そして、陸の本体の方はすでに渦のように歪みだしていた。
その憎悪を全力で逆流させているようだ。
『……ちょっと、やりすぎちゃったかな』
子供の陸が薄れていく中で自分の身体を見て呟いた。
「やり過ぎなんてレベルじゃないじゃん。戻れるのか元の姿に……」
大悟があきれ果てたように突っ込んだ。
「本当だ。あんた、子供の時から無茶苦茶な事をする時があるけど、これはいくら何でも馬鹿だと思うよ。戻る身体が歪んでるじゃん」
天音も凄く呆れたように話す。
『酷いな。言い方が……でも、確かに。身体が残っていれば、共有の憎悪の攻撃で本体の陸の心が消えたとしても、僕が戻れば良いかと思ってたんだけど。
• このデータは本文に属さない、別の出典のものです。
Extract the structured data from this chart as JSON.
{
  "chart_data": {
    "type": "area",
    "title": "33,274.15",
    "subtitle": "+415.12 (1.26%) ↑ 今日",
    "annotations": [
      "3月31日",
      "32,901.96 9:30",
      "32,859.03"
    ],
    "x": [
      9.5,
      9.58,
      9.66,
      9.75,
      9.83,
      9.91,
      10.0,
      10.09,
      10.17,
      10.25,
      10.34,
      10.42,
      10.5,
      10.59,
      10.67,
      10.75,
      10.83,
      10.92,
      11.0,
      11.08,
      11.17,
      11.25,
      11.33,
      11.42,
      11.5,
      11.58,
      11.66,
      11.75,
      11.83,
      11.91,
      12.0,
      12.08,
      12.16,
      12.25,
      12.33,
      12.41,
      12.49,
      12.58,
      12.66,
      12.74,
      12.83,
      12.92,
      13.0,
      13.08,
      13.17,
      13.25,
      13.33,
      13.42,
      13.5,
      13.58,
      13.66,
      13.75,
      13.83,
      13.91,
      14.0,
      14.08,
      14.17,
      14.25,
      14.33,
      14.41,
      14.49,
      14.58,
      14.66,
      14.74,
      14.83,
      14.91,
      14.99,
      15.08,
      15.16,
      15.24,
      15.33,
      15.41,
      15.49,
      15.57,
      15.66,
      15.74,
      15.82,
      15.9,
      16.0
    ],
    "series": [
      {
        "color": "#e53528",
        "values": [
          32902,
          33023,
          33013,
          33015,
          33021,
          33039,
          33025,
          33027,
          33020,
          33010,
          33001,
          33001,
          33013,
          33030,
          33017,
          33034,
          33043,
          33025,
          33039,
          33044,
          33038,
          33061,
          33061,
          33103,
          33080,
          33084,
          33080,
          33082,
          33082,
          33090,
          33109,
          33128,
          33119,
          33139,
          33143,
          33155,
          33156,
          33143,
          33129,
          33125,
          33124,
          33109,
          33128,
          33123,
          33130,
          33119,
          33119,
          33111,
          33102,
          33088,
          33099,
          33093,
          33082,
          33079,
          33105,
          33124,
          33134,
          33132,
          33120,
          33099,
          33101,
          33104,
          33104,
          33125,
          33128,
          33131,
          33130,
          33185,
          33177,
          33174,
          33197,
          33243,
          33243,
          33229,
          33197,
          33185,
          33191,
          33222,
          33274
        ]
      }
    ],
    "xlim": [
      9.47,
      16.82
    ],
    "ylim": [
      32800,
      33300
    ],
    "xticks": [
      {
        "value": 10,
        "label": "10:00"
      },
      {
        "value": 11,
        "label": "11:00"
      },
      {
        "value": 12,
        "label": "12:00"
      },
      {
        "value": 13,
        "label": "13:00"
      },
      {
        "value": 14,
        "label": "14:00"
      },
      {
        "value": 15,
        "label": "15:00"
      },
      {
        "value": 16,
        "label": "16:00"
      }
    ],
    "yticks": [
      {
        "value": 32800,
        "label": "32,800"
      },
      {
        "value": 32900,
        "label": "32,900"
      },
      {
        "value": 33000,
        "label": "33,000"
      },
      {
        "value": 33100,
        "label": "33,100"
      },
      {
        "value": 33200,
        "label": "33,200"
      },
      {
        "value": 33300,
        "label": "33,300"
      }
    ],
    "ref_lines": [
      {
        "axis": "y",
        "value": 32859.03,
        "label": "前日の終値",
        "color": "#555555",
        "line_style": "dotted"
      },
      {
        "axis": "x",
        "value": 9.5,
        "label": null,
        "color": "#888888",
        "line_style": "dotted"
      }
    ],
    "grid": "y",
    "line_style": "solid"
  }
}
やっぱり繋がっているんだね』
「いや、当たり前だろ」
「何で、こんな大事なとこで思いっきり馬鹿な事をするんだよ」
天音と大悟が凄く困った顔で突っ込んだ。
『どうしょうか。信じている人に裏切られて、憎悪するってのはあるんだけど、それを暴走させるようにしたから、流石に影響で自分の肉体の収拾がつかない』
「もう、獣魔神ライも女神エルティーナも行っちゃったよ」
「禍津族の神様も困惑しているけど」
『これはやりすぎだよ』
『でも、想像以上に強かったんです。四季が……呪を解呪しようとしたけど難しかった。だから、憎悪と言う怒りで呪を昇華させるしかなかった。だから、もしもの時は約束通りにお願いいたします』
子供の陸が禍津族の神様に頭を下げて頼んだ。
『私としては、それは最後の手段にしたいんだがな』
禍津族の神様が顔を歪ませた。
「お前、まさか……」
「え? 自分の暴走が止まらなかったら、あの蛇のような刃の槍で殺してもらうつもり? 」
大悟と天音が衝撃を受けた。
「いくら何でも、それは! 」
今まで黙っていた茜が叫んだ。
皆が沈痛な顔をした。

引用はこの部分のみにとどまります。